American Dream? Odds plunge that children will earn more than their parents
Rising income inequality has eroded the ability for American children to grow up to earn more than their parents, according to groundbreaking new research from a superstar team of economists that carries deep implications for President-elect Donald Trump’s policy agenda.
The research from a team of economists led by Stanford’s Raj Chetty, and also including researchers from Harvard and the University of California at Berkeley, estimates that only half the children born in the 1980s grew up to earn more than their parents did, after adjusting for inflation. That’s a drop from 92 percent of children born in 1940.
The fall-off is particularly steep among children born in the middle class.
“If we simply care about absolute mobility,” Chetty said in an interview, “these results show, you have to care about inequality.”
Previously, Chetty’s team has studied a different measure of mobility: the ability of children to move up or down America’s income ladder as they grow up, when compared to other Americans. The new research attempts, for the first time, to quantify so-called “absolute mobility,” which people often associate with the American Dream: the odds of a child earning more as an adult than his or her parents earned at the same age.
The economists say rising concentration of income among the richest Americans explains 70 percent of what has been a steady decline in absolute mobility from the baby boom generation to millennials, while a slowdown in economic growth explains just 30 percent.
Absolute mobility “is something that was a feature of the American economy for kids born around 1940, that baby boomer generation,” said Nathaniel Hendren, a Harvard economist who is one of the authors of the study. “As we look forward, there’s just been a dramatic decline in that measure” – which, he said, runs parallel to a decades-long stagnation in earnings for typical American workers, even as earnings for the very rich have soared.
“If you don’t have that kind of widespread economic growth across the income distribution, it’s tough to grow up and earn more than your parents,” Hendren said.
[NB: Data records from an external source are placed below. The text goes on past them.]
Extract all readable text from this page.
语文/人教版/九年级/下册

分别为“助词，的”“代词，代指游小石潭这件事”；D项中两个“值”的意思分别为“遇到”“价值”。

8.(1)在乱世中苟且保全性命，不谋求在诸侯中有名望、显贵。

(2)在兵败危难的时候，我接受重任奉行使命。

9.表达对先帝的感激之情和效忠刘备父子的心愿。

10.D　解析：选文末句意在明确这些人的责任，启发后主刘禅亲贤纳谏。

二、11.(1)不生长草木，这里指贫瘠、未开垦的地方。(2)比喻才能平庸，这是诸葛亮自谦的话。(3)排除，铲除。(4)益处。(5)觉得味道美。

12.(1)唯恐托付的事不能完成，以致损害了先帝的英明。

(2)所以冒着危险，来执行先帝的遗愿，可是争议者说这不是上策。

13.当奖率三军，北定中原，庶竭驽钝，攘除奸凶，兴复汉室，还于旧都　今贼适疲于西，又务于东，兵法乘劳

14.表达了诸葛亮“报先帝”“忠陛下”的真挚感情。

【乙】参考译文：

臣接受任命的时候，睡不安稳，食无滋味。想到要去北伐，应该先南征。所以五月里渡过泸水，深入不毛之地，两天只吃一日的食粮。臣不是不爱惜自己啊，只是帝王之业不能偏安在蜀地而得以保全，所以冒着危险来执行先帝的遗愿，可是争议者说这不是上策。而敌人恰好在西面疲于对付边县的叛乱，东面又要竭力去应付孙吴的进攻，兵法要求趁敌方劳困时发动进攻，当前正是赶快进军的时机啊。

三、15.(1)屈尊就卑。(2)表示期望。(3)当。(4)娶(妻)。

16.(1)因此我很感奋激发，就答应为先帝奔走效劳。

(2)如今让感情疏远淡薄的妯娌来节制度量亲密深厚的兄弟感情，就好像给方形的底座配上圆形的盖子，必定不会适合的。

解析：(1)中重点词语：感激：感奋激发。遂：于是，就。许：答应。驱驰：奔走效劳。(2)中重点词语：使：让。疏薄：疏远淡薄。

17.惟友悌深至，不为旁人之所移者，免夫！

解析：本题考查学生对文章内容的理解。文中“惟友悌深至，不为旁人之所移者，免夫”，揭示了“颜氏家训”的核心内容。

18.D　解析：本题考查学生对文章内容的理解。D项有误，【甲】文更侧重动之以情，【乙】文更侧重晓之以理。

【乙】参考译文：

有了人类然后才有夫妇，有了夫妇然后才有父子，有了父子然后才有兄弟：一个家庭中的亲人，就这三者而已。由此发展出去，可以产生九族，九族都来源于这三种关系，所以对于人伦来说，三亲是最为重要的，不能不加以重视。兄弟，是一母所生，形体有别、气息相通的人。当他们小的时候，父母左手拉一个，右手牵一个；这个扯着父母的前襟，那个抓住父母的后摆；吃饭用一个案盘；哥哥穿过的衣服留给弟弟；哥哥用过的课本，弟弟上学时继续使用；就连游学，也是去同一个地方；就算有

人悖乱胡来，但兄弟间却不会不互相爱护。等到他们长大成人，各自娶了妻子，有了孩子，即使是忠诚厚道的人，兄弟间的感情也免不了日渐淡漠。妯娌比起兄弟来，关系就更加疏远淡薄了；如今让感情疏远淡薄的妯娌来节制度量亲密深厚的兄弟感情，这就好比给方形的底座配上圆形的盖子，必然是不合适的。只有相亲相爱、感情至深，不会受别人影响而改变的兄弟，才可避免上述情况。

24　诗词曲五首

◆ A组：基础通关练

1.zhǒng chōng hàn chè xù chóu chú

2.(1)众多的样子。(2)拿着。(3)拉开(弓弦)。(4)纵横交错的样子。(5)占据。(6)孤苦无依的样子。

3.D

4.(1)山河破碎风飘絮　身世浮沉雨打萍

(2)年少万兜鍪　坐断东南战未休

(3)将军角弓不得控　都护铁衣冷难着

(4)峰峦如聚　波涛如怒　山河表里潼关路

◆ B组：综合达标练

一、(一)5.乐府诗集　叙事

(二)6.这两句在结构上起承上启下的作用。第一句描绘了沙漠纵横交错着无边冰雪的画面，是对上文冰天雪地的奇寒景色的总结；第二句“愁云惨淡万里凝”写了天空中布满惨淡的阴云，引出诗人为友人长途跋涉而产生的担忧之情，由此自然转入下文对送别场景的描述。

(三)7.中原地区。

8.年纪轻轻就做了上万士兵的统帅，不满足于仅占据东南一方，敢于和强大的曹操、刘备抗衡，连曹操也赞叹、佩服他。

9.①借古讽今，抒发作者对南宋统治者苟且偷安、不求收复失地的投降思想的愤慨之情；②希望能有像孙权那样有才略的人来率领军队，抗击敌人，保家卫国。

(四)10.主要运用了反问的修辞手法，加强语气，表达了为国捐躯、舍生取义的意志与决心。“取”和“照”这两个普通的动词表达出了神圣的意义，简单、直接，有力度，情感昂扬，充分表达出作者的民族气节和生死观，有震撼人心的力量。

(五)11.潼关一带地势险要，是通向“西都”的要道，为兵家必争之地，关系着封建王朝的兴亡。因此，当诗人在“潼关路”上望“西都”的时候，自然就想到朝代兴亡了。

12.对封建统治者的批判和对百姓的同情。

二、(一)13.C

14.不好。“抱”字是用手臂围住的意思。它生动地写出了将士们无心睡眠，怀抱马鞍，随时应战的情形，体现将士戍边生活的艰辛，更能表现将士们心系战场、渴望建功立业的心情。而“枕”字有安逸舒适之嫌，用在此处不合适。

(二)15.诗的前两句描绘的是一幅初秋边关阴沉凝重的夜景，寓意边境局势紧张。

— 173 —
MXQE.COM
For policymakers, “This is a distinct reason to focus on inequality.”
That finding suggests Trump’s tax-cut plans would do little to improve economic mobility for struggling blue-collar families, even if they help accelerate growth, because analysts predict the cuts would benefit high earners disproportionately. Put another way: Trump has promised his cuts would help workers by supercharging growth, but the new research suggests past growth has done little to boost the absolute mobility of middle-class Americans.
Trump did not make inequality a focus of his presidential campaign, but he appealed directly to the anxieties of workers who feel the economy is not delivering for them in the same way it did for their parents. The paper highlights several sources of those anxieties in the Trump coalition.
It finds barely 2 in 5 men born in the mid-80s grew up to earn as much, at age 30, as their fathers did at the same age. It shows average rates of mobility falling particularly fast in Rust Belt states, most notably Michigan and Indiana. And it finds a much steeper drop in absolute mobility for the middle class than for the poor.
The calculations come from a novel approach by the authors to marry data from anonymous tax records and detailed statistics on the distribution of income in the United States from the census. Using those sources, the authors estimate the chances that a particular child will grow up to earn more than her or his parents. The large decline in the past half-century remains steady even if they change how they calculate inflation over time, or take into account demographic shifts such as the changing size of U.S. households over time.
The surge in inequality over the past half-century is well documented. New research this week, from economists Thomas Piketty, Emmanuel Saez and Gabriel Zucman, shows the bottom 50 percent of U.S. income earners only gained 1 percent in earnings from 1962 to 2014, after adjusting for inflation. From 1980 to 2014, they found, nearly 70 percent of income gains went to the top 10 percent.
Even knowing the data on rising inequality, Chetty said, the mobility researchers were surprised by their new findings.
“We thought mobility would be lower,” he said. “We didn’t realize how much lower it would be. And we didn’t realize that the distribution of growth would matter more than the level of GDP growth.”